Larrañaga hizo un esfuerzo de memoria y no pudo recordar ninguno de los pueblos donde había estado.

La muchacha sonrió y dijo:

—No puede ser. A Dinamarca no se puede ir.

—Pues yo he estado y he conocido a una persona que ha influido en mi vida, pero que no sé cómo se llamaba.

Entonces, como no recordaba, se le ocurrió dibujar un mapa de Jutlandia y de las islas de Fionia y Setlandia y marcar en qué puntos había estado, pero en vez de dibujar la silueta de Dinamarca hizo la de España.

—Nada, no recuerdo.

Sin transición se encontró después en un cuarto de una casa de su pueblo, un cuarto con un balcón de madera, ya carcomido, y en este balcón una tabla que avanzaba hacia fuera, no sabía para qué. En el cuarto, en un sofá viejo, había dos señores que discutían, y de pronto, la misma muchacha, que estaba sentada en un sillón, le aseguró que iría a vivir con él para siempre. Luego iban los dos a un gran hotel con una escalinata de mármol blanco, con alfombra roja, en donde había, de guardia, criados con librea, y al llegar al final de la escalinata le decían que no había cuarto para ellos. Larrañaga se sentaba en un escalón y le entraba tan gran angustia que se despertó.

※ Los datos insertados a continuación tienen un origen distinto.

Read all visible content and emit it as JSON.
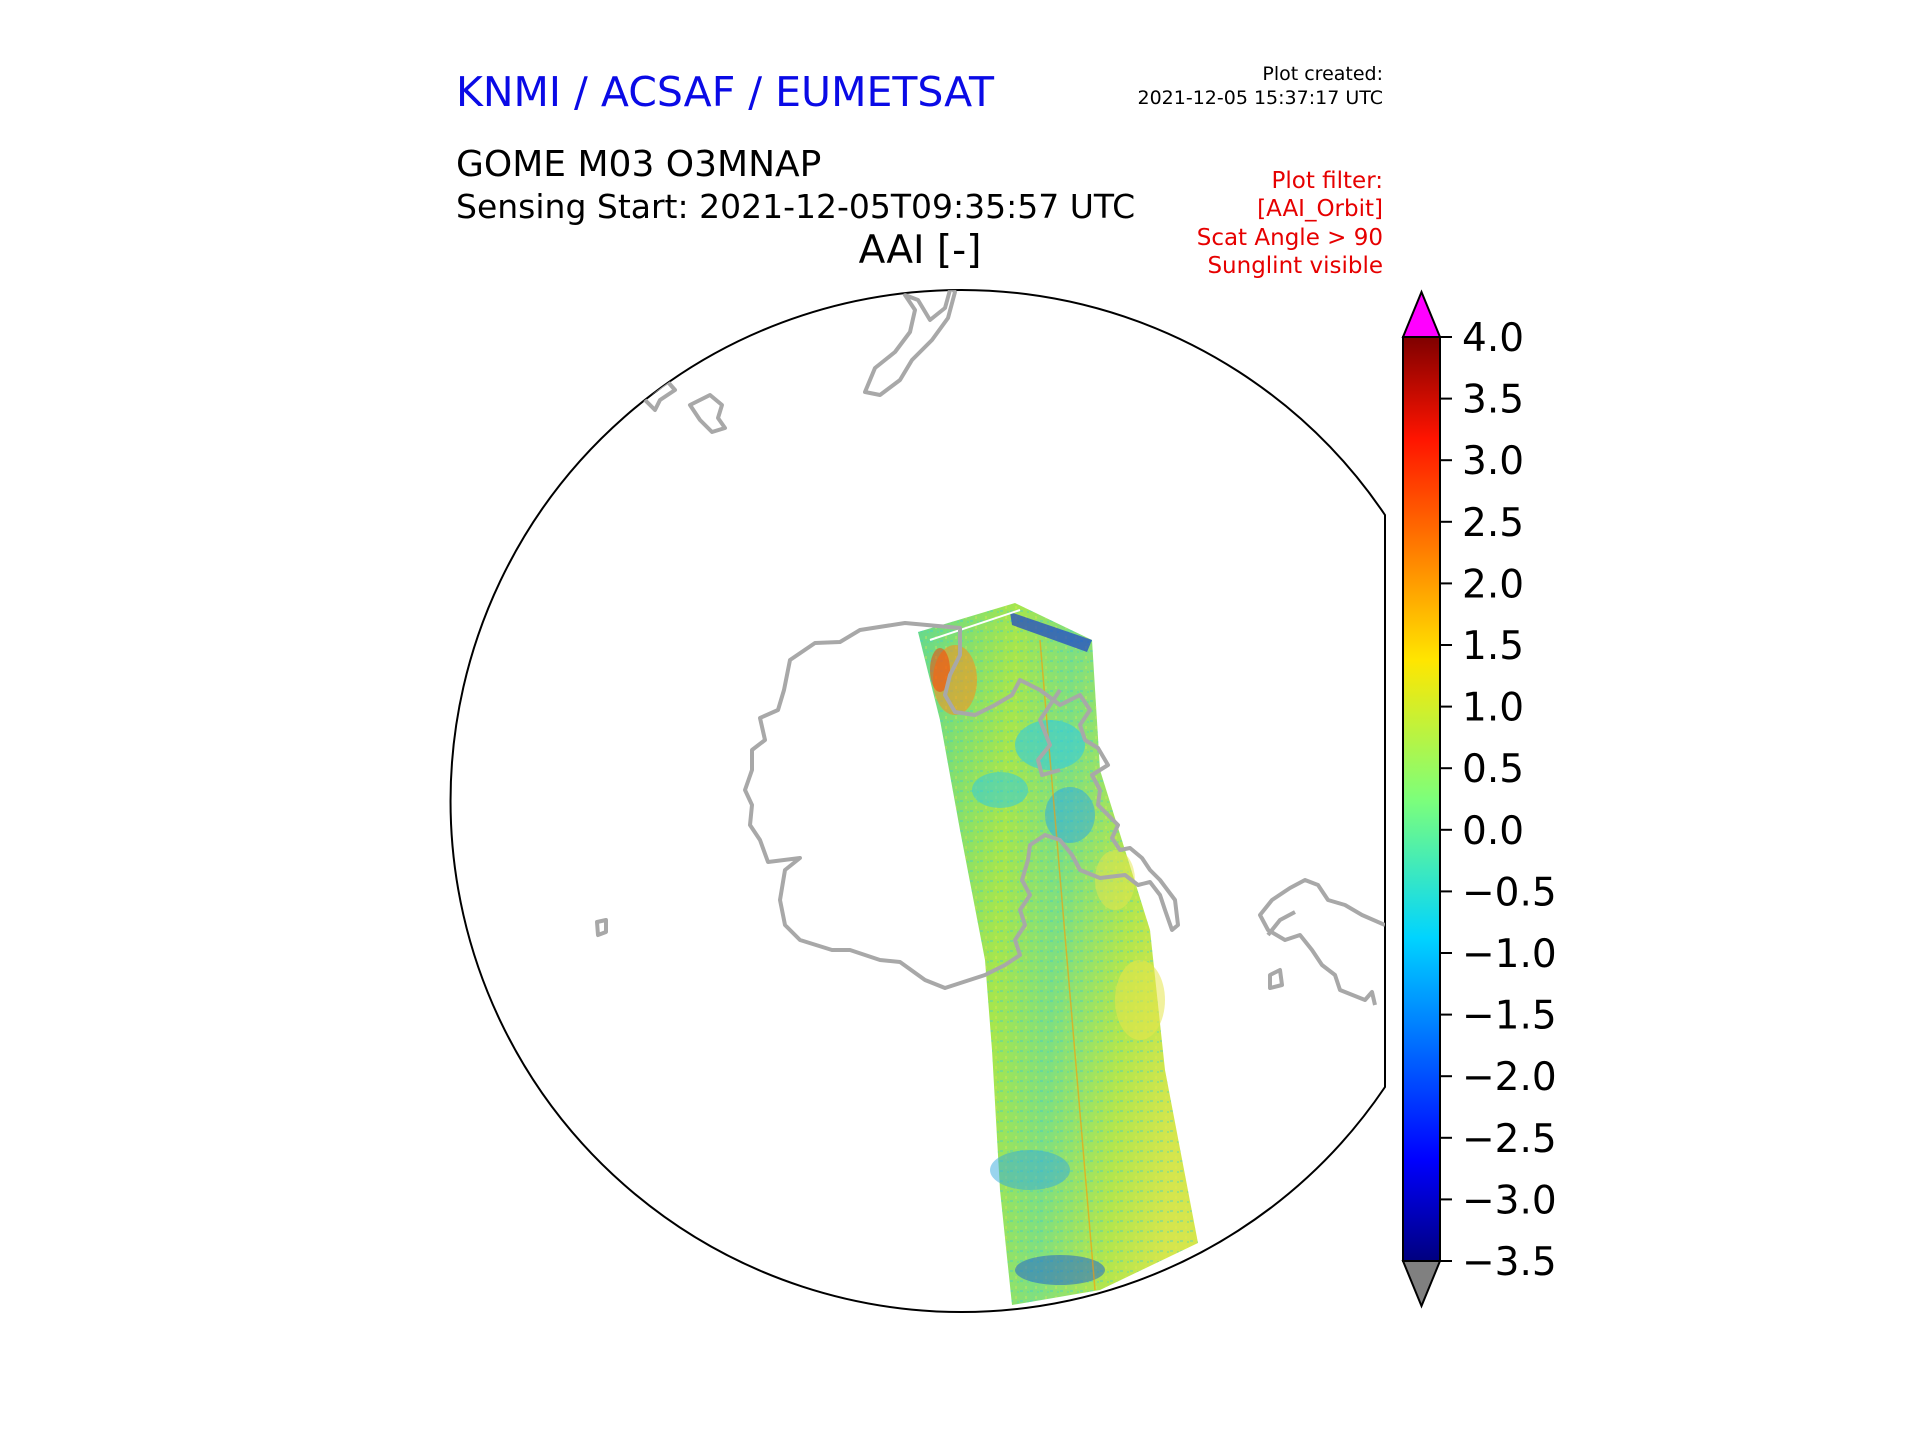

Cuando llegó Pepita y Soledad, Soledad subió a su cuarto y Pepita se quedó en la terraza.

Larrañaga le contó el sueño y le dijo que había estado pensando en descifrarlo.

—¿Y quiénes eran las dos mujeres del sueño? —preguntó Pepita.

—Me figuro que serían las dos muchachas con las que tuve amores en Rotterdam; una mecanógrafa, de quien te hablé en París, y la otra una muchachita enferma, a quien quería y que se murió.

—Esta sería la que te decía que iría a vivir contigo para siempre.

—Me figuro que sí.

—¿Y no pensarías en mí? —dijo de pronto Pepita.

—No, creo que no. No me hago ilusiones. Nuestros amores pasaron, hace mucho tiempo, a la historia.

—¿Quién sabe? Quizá fuese lo único verdadero en ti y en mí.

Larrañaga, al oír esto, quedó tan asombrado y perplejo, que se levantó a mirar a Pepita. Entonces, ella rio alegremente y subió a su cuarto.